HashPlex, a company that hosts Bitcoin mining equipment, announced today that it raised $400,000 in a seed round. The round was led by Barry Silbert, the Founder of the Bitcoin Opportunity Corporation, and Facebook engineer Jason Prado.
The Seattle-based company allows Bitcoin miners to send in their equipment – usually specially-designed circuits that run calculations very quickly – and let professionals take care of the rest. HashPlex customers pay a regular fee for the amount of power capacity their gear will consume, and in exchange, HashPlex will work to keep their equipment safe and maintain consistent uptime to maximize the amount of money they make.
The new infusion of cash will be put towards finishing HashPlex’s HashCenter in Central Washington, a data center that will be able to supply 1 megawatt of power for Bitcoin mining equipment. The first HashCenter, which the company opened in mid-April, was filled to capacity in less than a month.

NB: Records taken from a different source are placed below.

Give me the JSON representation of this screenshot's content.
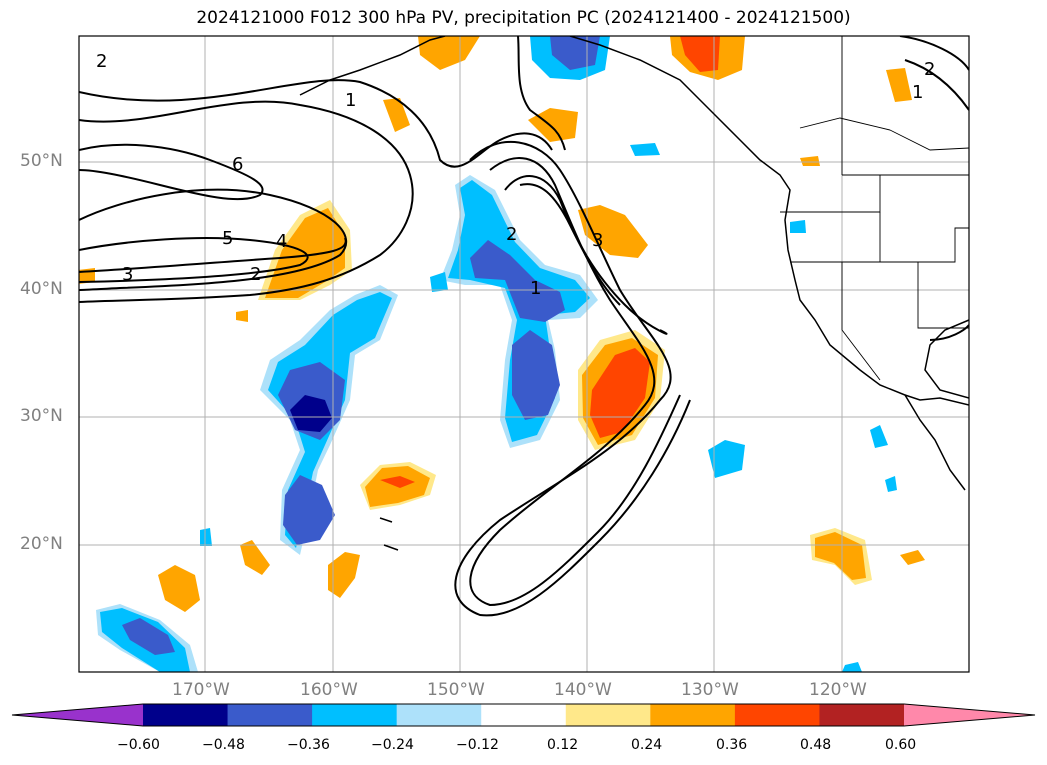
{
  "title": "2024121000 F012 300 hPa PV, precipitation PC (2024121400 - 2024121500)",
  "lat_labels": [
    "50°N",
    "40°N",
    "30°N",
    "20°N"
  ],
  "lon_labels": [
    "170°W",
    "160°W",
    "150°W",
    "140°W",
    "130°W",
    "120°W"
  ],
  "contour_labels": [
    "2",
    "1",
    "6",
    "5",
    "4",
    "3",
    "2",
    "2",
    "1",
    "3",
    "2",
    "1"
  ],
  "colorbar": {
    "tick_labels": [
      "−0.60",
      "−0.48",
      "−0.36",
      "−0.24",
      "−0.12",
      "0.12",
      "0.24",
      "0.36",
      "0.48",
      "0.60"
    ],
    "colors": [
      "#9932CC",
      "#00008B",
      "#3A5BCB",
      "#00BFFF",
      "#ADE1FA",
      "#FFFFFF",
      "#FFE88A",
      "#FFA500",
      "#FF4500",
      "#B22222",
      "#FF88AA"
    ]
  }
}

The company has plans to build “tens” more HashCenters in the future to provide for further capacity.
Bitcoin mining is a part of the backbone of the cryptocurrency: transactions are logged in what’s known as a block (all of the blocks put together compose what’s known as the blockchain, a global ledger of all Bitcoin transactions), and each block contains the answer to a complex mathematical problem. Miners use computational power to try and find that answer and solve the block. If a miner successfully completes that task, they’ll get a reward, in Bitcoins.
There are a few wrinkles to the system: the mathematical problem gets increasingly more complex as more blocks get mined, and miners are trying to come up with increasingly faster ways to figure out the answer. Most miners band together in what are known as “pools,” so that everyone who worked on solving a block will get some reward for their work, even though the current setup bestows Bitcoin in a winner-take-all fashion.

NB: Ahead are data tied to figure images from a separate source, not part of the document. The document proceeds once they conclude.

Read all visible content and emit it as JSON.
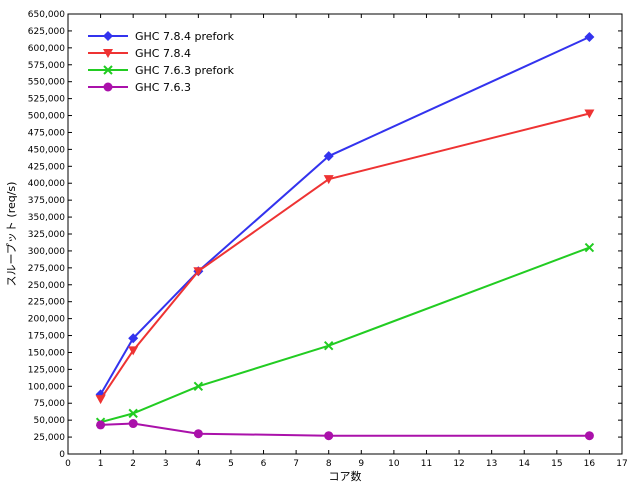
{
  "chart_data": {
    "type": "line",
    "title": "",
    "xlabel": "コア数",
    "ylabel": "スループット (req/s)",
    "xlim": [
      0,
      17
    ],
    "ylim": [
      0,
      650000
    ],
    "xticks": [
      0,
      1,
      2,
      3,
      4,
      5,
      6,
      7,
      8,
      9,
      10,
      11,
      12,
      13,
      14,
      15,
      16,
      17
    ],
    "yticks": [
      0,
      25000,
      50000,
      75000,
      100000,
      125000,
      150000,
      175000,
      200000,
      225000,
      250000,
      275000,
      300000,
      325000,
      350000,
      375000,
      400000,
      425000,
      450000,
      475000,
      500000,
      525000,
      550000,
      575000,
      600000,
      625000,
      650000
    ],
    "ytick_labels": [
      "0",
      "25,000",
      "50,000",
      "75,000",
      "100,000",
      "125,000",
      "150,000",
      "175,000",
      "200,000",
      "225,000",
      "250,000",
      "275,000",
      "300,000",
      "325,000",
      "350,000",
      "375,000",
      "400,000",
      "425,000",
      "450,000",
      "475,000",
      "500,000",
      "525,000",
      "550,000",
      "575,000",
      "600,000",
      "625,000",
      "650,000"
    ],
    "grid": false,
    "legend_position": "top-left",
    "x": [
      1,
      2,
      4,
      8,
      16
    ],
    "series": [
      {
        "name": "GHC 7.8.4 prefork",
        "color": "#3333ee",
        "marker": "diamond",
        "values": [
          88000,
          171000,
          270000,
          440000,
          616000
        ]
      },
      {
        "name": "GHC 7.8.4",
        "color": "#ee3333",
        "marker": "triangle-down",
        "values": [
          81000,
          153000,
          270000,
          406000,
          503000
        ]
      },
      {
        "name": "GHC 7.6.3 prefork",
        "color": "#22cc22",
        "marker": "cross",
        "values": [
          47000,
          60000,
          100000,
          160000,
          305000
        ]
      },
      {
        "name": "GHC 7.6.3",
        "color": "#aa11aa",
        "marker": "circle",
        "values": [
          43000,
          45000,
          30000,
          27000,
          27000
        ]
      }
    ]
  }
}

Right now, it can be incredibly costly for people to jump into Bitcoin mining, and that’s exactly what HashPlex is seeking to fix.
“HashPlex (and companies like it) will actually be a critical piece to ensuring that we keep Bitcoin distributed,” HashPlex CEO Bernie Rihn said in an email to GeekWire. “As mining becomes less and less profitable, only industrial-scale miners are able maintain competitive cost-structures. HashPlex is a gateway for all others to continue to participate and have their voice heard (though their contribution of their work to their pool of choice).”

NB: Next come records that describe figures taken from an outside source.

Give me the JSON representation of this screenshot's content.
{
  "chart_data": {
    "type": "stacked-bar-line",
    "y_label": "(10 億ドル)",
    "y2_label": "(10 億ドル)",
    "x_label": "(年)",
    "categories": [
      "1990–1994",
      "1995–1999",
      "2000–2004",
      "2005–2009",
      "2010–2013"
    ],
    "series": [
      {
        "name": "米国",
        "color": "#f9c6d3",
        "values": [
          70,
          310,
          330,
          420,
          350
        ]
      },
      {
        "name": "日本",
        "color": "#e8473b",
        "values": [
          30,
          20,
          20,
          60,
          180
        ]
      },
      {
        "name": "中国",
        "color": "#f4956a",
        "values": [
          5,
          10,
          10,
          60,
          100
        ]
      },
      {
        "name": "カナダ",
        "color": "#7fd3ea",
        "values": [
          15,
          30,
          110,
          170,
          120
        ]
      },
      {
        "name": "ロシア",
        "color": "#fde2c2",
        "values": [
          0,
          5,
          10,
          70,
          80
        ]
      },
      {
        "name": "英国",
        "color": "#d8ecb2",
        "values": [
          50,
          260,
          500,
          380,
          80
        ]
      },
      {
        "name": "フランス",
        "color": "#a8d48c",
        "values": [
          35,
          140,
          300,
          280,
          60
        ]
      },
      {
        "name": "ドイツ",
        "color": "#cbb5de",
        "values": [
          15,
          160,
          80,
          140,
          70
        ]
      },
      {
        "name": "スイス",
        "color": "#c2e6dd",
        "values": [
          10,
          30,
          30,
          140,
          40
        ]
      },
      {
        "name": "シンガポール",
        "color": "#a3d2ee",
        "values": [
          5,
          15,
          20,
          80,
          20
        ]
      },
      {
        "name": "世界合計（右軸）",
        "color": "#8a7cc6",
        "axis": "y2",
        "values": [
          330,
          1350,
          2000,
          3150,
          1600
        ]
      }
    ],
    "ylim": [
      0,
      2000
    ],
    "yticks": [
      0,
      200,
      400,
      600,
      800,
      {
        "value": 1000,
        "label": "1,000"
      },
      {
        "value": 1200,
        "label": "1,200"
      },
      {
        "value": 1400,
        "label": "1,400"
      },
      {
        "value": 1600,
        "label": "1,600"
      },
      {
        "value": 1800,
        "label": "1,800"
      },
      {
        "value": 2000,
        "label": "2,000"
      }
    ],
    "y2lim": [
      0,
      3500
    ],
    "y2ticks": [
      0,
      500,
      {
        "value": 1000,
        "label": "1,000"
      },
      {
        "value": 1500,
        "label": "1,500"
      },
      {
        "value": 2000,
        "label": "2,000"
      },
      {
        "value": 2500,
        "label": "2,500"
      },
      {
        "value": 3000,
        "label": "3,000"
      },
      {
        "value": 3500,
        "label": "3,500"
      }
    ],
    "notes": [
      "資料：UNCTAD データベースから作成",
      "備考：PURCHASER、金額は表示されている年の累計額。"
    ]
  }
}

The company’s service could be a key part of preventing a possible failure in Bitcoin’s future. If someone gains control of 51 percent of the total mining power on the Bitcoin network, they could push through fraudulent transactions in an attack on the network. By making it easier for smaller miners to contribute, HashPlex could help head off an attack.
In the future, the company may make it even easier for consumers to pick up Bitcoin mining by partnering with hardware vendors.
“Yeah, we do actually have plans to support sales of mining hardware through our site eventually,” Rihn said. “We’re working on developing relationships with a few of our favorite mining hardware vendors right now. As a first step in that direction, we’ll likely arrange for the vendors to offer customers the opportunity to ship to us as part of their checkout flow.”